🤖 AI Summary
This work systematically evaluates the cross-domain generalization capability of zero-shot time-series foundation models (e.g., TimesFM, PatchTST) on cloud monitoring data and finds pervasive failure: all tested models underperform simple linear baselines (ARIMA, Linear Regression) by significant margins, with several exhibiting pathological outputs—including disorderly and stochastic predictions.
Method: To address this gap, the authors introduce the first multi-model, zero-shot transfer evaluation framework specifically designed for cloud operational data, enabling rigorous, standardized assessment of foundational time-series models in production-grade monitoring settings.
Contribution/Results: The study provides the first empirical evidence of a structural deficiency in mainstream time-series foundation models when applied to cloud-system dynamics.
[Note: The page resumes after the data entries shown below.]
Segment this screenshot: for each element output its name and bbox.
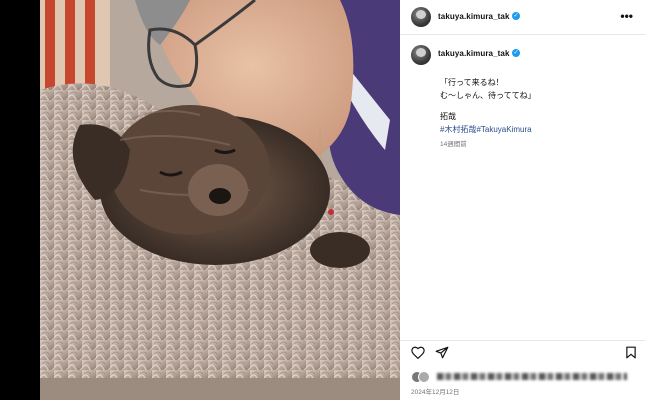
- post-header: takuya.kimura_tak ✓ •••: [400, 0, 645, 35]
- bookmark-icon[interactable]: [625, 346, 637, 364]
- post-actions: 2024年12月12日: [400, 340, 645, 400]
- liked-by-row[interactable]: [411, 371, 636, 383]
- verified-badge-icon: ✓: [512, 49, 520, 57]
- post-photo[interactable]: [40, 0, 400, 400]
- caption-username-link[interactable]: takuya.kimura_tak: [438, 49, 510, 58]
- username-link[interactable]: takuya.kimura_tak: [438, 12, 510, 21]
- caption-time-ago: 14週間前: [440, 141, 467, 148]
- more-dots-icon[interactable]: •••: [620, 9, 633, 23]
- verified-badge-icon: ✓: [512, 12, 520, 20]
- caption-line-2: む〜しゃん、待っててね」: [440, 91, 536, 100]
- liked-by-avatars: [411, 371, 431, 383]
- avatar-icon[interactable]: [411, 45, 431, 65]
- paper-plane-icon[interactable]: [435, 346, 449, 364]
- heart-icon[interactable]: [411, 346, 425, 364]
- caption-line-1: 「行って来るね！: [440, 78, 504, 87]
- post-side-panel: takuya.kimura_tak ✓ ••• takuya.kimura_ta…: [400, 0, 645, 400]
- liked-by-text-blurred: [437, 373, 627, 380]
- avatar-icon[interactable]: [411, 7, 431, 27]
- instagram-post-screenshot: takuya.kimura_tak ✓ ••• takuya.kimura_ta…: [0, 0, 645, 400]
- caption-signature: 拓哉: [440, 112, 456, 121]
- photo-illustration: [40, 0, 400, 400]
- caption-body: 「行って来るね！ む〜しゃん、待っててね」 拓哉 #木村拓哉#TakuyaKim…: [440, 76, 630, 151]
- avatar-icon: [418, 371, 430, 383]
- caption-hashtags[interactable]: #木村拓哉#TakuyaKimura: [440, 123, 630, 136]
- post-date: 2024年12月12日: [411, 389, 460, 396]
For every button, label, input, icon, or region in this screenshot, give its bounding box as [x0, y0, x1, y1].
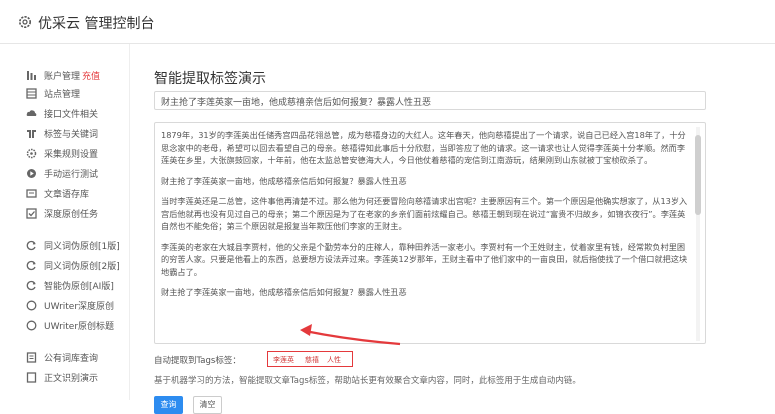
- content-scrollbar[interactable]: [693, 127, 703, 341]
- refresh-icon: [26, 260, 36, 271]
- sidebar-item-label: 账户管理: [44, 72, 81, 82]
- sidebar: 账户管理 充值 站点管理 接口文件相关 标签与关键词 采集规则设置 手动运行测试 …: [0, 44, 130, 400]
- sidebar-item-manual-run[interactable]: 手动运行测试: [0, 164, 130, 184]
- clear-button[interactable]: 清空: [193, 396, 222, 414]
- sidebar-item-smart-ai[interactable]: 智能伪原创[AI版]: [0, 276, 130, 296]
- tag-item: 慈禧: [305, 356, 319, 364]
- sidebar-item-label: 文章语存库: [44, 190, 90, 200]
- sidebar-item-uwriter-title[interactable]: UWriter原创标题: [0, 316, 130, 336]
- content-paragraph: 财主抢了李莲英家一亩地，他成慈禧亲信后如何报复？暴露人性丑恶: [161, 175, 407, 186]
- gear-icon: [19, 16, 31, 28]
- content-paragraph: 1879年，31岁的李莲英出任储秀宫四品花翎总管，成为慈禧身边的大红人。这年春天…: [161, 130, 686, 165]
- sidebar-item-deep-original[interactable]: 深度原创任务: [0, 204, 130, 224]
- sidebar-item-synonym-v1[interactable]: 同义词伪原创[1版]: [0, 236, 130, 256]
- tag-item: 人性: [327, 356, 341, 364]
- sidebar-item-label: 接口文件相关: [44, 110, 99, 120]
- doc-icon: [26, 372, 37, 383]
- check-icon: [26, 208, 37, 219]
- tag-item: 李莲英: [273, 356, 294, 364]
- sidebar-item-label: 深度原创任务: [44, 210, 99, 220]
- main-panel: 智能提取标签演示 财主抢了李莲英家一亩地，他成慈禧亲信后如何报复？暴露人性丑恶 …: [130, 44, 775, 414]
- sidebar-item-label: 站点管理: [44, 90, 81, 100]
- sidebar-item-public-lexicon[interactable]: 公有词库查询: [0, 348, 130, 368]
- sidebar-item-label: 同义词伪原创[1版]: [44, 242, 120, 252]
- tags-highlight-box: 李莲英 慈禧 人性: [267, 351, 353, 367]
- sidebar-item-label: 公有词库查询: [44, 354, 99, 364]
- article-title-input[interactable]: 财主抢了李莲英家一亩地，他成慈禧亲信后如何报复？暴露人性丑恶: [154, 91, 706, 110]
- sidebar-item-article-store[interactable]: 文章语存库: [0, 184, 130, 204]
- sidebar-item-synonym-v2[interactable]: 同义词伪原创[2版]: [0, 256, 130, 276]
- book-icon: [26, 352, 37, 363]
- user-icon: [27, 71, 36, 80]
- content-paragraph: 财主抢了李莲英家一亩地，他成慈禧亲信后如何报复？暴露人性丑恶: [161, 287, 407, 297]
- sidebar-item-sites[interactable]: 站点管理: [0, 84, 130, 104]
- play-icon: [27, 169, 36, 178]
- refresh-icon: [26, 240, 36, 251]
- sidebar-item-label: UWriter原创标题: [44, 322, 115, 332]
- query-button[interactable]: 查询: [154, 396, 183, 414]
- sidebar-item-account[interactable]: 账户管理 充值: [0, 66, 130, 86]
- sidebar-item-tags-keywords[interactable]: 标签与关键词: [0, 124, 130, 144]
- circle-icon: [26, 300, 37, 311]
- sidebar-item-label: 同义词伪原创[2版]: [44, 262, 120, 272]
- help-text: 基于机器学习的方法，智能提取文章Tags标签，帮助站长更有效聚合文章内容，同时，…: [154, 376, 581, 386]
- folder-icon: [26, 189, 37, 198]
- sidebar-item-label: 标签与关键词: [44, 130, 99, 140]
- page-title: 智能提取标签演示: [154, 71, 266, 87]
- scroll-thumb[interactable]: [695, 135, 701, 215]
- content-paragraph: 李莲英的老家在大城县李贾村，他的父亲是个勤劳本分的庄稼人，靠种田养活一家老小。李…: [161, 241, 688, 277]
- refresh-icon: [26, 280, 36, 291]
- article-content: 1879年，31岁的李莲英出任储秀宫四品花翎总管，成为慈禧身边的大红人。这年春天…: [161, 129, 689, 339]
- tag-icon: [27, 130, 36, 138]
- circle-icon: [26, 320, 37, 331]
- recharge-badge[interactable]: 充值: [82, 72, 100, 82]
- app-title: 优采云 管理控制台: [38, 16, 155, 32]
- tags-label: 自动提取到Tags标签：: [154, 356, 241, 366]
- sidebar-item-label: 采集规则设置: [44, 150, 99, 160]
- gear-icon: [26, 148, 37, 159]
- cloud-icon: [26, 110, 37, 116]
- sidebar-item-uwriter-deep[interactable]: UWriter深度原创: [0, 296, 130, 316]
- content-paragraph: 当时李莲英还是二总管，这件事他再清楚不过。那么他为何还要冒险向慈禧请求出宫呢？主…: [161, 196, 688, 231]
- sidebar-item-collect-rules[interactable]: 采集规则设置: [0, 144, 130, 164]
- sidebar-item-api-files[interactable]: 接口文件相关: [0, 104, 130, 124]
- list-icon: [26, 88, 37, 99]
- sidebar-item-text-recognition[interactable]: 正文识别演示: [0, 368, 130, 388]
- sidebar-item-label: 智能伪原创[AI版]: [44, 282, 114, 292]
- sidebar-item-label: 正文识别演示: [44, 374, 99, 384]
- sidebar-item-label: UWriter深度原创: [44, 302, 115, 312]
- article-content-textarea[interactable]: 1879年，31岁的李莲英出任储秀宫四品花翎总管，成为慈禧身边的大红人。这年春天…: [154, 122, 706, 344]
- top-bar: 优采云 管理控制台: [0, 0, 775, 44]
- sidebar-item-label: 手动运行测试: [44, 170, 99, 180]
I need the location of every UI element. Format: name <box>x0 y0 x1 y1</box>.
Beyond exposing a critical reliability crisis for such models in high-stakes industrial deployments, it delivers a reproducible benchmark and diagnostic methodology—establishing a foundational reference for developing and evaluating next-generation foundation models tailored to real-world system monitoring.
📝 Abstract
Time series foundation models (FMs) have emerged as a popular paradigm for zero-shot multi-domain forecasting. FMs are trained on numerous diverse datasets and claim to be effective forecasters across multiple different time series domains, including cloud data. In this work we investigate this claim, exploring the effectiveness of FMs on cloud data. We demonstrate that many well-known FMs fail to generate meaningful or accurate zero-shot forecasts in this setting. We support this claim empirically, showing that FMs are outperformed consistently by simple linear baselines. We also illustrate a number of interesting pathologies, including instances where FMs suddenly output seemingly erratic, random-looking forecasts. Our results suggest a widespread failure of FMs to model cloud data.